Human immunocompetent models of the lung and intestine were created using Emulate’s Organ-on-a-Chip technology, and they were validated for profiling lung and intestine toxicity of engineered TCBs.

  • The Alveolus Lung-Chip reproduced FOLR1 TCB-mediated lung toxicity and instructed the design of a lower affinity antibody with a more favorable safety profile, verified in non-human primates.
  • The Colon Intestine-Chip models highlighted the safety liabilities of a TCB that targets a human antigen that lacks an animal counterpart. These experiments showed that the Organs-on-Chips could show sensitivity to antibody affinity and show differences in target-dependent toxicities in different regions of the intestine.

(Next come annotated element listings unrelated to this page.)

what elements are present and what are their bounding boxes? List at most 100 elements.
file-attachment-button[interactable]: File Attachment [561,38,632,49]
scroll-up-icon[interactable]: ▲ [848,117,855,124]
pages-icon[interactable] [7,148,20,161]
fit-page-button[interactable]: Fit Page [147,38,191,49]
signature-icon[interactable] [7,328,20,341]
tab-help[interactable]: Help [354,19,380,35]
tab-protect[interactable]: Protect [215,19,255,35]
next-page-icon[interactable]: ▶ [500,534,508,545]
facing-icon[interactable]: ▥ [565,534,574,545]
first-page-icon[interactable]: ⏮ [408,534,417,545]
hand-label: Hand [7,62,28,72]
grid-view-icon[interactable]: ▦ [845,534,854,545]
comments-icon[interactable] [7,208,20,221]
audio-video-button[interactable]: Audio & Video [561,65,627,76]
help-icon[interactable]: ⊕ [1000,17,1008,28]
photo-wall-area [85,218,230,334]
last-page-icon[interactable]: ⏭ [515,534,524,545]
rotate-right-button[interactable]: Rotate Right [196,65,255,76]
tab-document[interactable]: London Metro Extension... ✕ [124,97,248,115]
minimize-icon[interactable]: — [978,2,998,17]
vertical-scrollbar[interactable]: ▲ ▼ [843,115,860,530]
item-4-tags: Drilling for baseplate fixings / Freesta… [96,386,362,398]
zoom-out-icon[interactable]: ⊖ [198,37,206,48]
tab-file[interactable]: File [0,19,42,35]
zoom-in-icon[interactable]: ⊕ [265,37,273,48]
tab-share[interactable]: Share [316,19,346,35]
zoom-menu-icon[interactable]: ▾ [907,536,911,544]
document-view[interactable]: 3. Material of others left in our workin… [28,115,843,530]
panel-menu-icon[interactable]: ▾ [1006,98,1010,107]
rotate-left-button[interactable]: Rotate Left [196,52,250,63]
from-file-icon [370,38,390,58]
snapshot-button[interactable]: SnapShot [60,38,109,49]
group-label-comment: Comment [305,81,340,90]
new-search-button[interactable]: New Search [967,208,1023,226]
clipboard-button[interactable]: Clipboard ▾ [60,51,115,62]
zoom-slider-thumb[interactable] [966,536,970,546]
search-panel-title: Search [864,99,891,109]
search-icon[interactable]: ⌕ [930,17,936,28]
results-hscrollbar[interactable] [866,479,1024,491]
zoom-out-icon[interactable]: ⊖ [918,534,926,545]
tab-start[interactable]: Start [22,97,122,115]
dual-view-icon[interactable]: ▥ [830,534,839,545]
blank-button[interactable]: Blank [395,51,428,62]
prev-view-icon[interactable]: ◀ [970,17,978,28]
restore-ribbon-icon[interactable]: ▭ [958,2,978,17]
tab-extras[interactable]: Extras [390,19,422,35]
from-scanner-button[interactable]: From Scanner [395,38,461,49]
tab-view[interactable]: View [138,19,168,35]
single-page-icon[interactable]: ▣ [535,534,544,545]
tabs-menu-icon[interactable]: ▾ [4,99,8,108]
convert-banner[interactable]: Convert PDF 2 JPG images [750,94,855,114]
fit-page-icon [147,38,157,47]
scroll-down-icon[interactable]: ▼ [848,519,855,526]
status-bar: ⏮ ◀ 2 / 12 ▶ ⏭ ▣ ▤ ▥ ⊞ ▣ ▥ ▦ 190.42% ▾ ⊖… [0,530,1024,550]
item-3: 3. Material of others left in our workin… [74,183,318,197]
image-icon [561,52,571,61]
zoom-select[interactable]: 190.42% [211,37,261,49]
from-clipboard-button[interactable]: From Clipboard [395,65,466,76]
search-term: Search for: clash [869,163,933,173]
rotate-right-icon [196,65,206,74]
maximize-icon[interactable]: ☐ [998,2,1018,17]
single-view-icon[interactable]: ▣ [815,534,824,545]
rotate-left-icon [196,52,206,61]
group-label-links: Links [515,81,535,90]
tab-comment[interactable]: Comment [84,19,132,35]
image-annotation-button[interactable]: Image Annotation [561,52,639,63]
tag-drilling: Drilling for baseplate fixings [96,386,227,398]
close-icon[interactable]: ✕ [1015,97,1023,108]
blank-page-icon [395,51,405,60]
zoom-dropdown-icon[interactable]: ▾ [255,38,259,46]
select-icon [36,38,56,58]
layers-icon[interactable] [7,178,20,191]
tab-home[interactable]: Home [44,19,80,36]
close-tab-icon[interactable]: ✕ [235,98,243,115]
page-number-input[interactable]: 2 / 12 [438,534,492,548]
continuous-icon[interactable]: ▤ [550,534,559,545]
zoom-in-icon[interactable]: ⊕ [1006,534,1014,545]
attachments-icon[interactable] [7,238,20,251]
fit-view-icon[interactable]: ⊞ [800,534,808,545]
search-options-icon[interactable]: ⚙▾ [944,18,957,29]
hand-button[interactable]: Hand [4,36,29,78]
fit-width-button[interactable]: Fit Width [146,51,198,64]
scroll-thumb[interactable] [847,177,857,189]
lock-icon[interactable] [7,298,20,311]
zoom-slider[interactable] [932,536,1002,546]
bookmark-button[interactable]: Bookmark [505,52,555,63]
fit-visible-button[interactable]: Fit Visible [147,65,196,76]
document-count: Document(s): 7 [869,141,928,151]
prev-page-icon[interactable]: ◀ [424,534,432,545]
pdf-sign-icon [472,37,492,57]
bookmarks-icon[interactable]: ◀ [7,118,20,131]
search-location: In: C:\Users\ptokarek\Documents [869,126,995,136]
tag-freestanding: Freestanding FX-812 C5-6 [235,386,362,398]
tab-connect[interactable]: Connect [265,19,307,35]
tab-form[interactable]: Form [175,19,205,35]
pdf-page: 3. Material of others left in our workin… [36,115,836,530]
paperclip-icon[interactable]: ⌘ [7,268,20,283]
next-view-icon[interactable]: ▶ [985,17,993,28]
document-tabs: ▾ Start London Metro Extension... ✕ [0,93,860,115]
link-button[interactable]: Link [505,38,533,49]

The Organs-on-Chip models developed in this study demonstrate clear advantages over traditional in vitro efficacy and safety models. “With functional features of the human immune system, these models represent a promising alternative platform on which to perform immunotherapeutic safety testing, format selection and optimization” said Lauriane Cabon of Roche, a lead author on the study. In the hands of academic and pharmaceutical researchers, Organ-Chips will reduce reliance on animal-based safety assessments, inform antibody format selection, shed light into the mechanistic underpinnings of toxicities, and potentially support identification of new clinical cancer biomarkers.

“Engineered immunotherapies are highly efficacious but have shown significant clinical safety liability sometimes missed in conventional safety profiling. Advanced immunocompetent Organ-Chip models with the ability to predict off-tumor cytotoxicity in multiple affected tissue types could have a real impact on the drugs selected for clinical assessment, reduce the use of animals, and improve patient outcomes” said S. Jordan Kerns, a lead co-author on the study.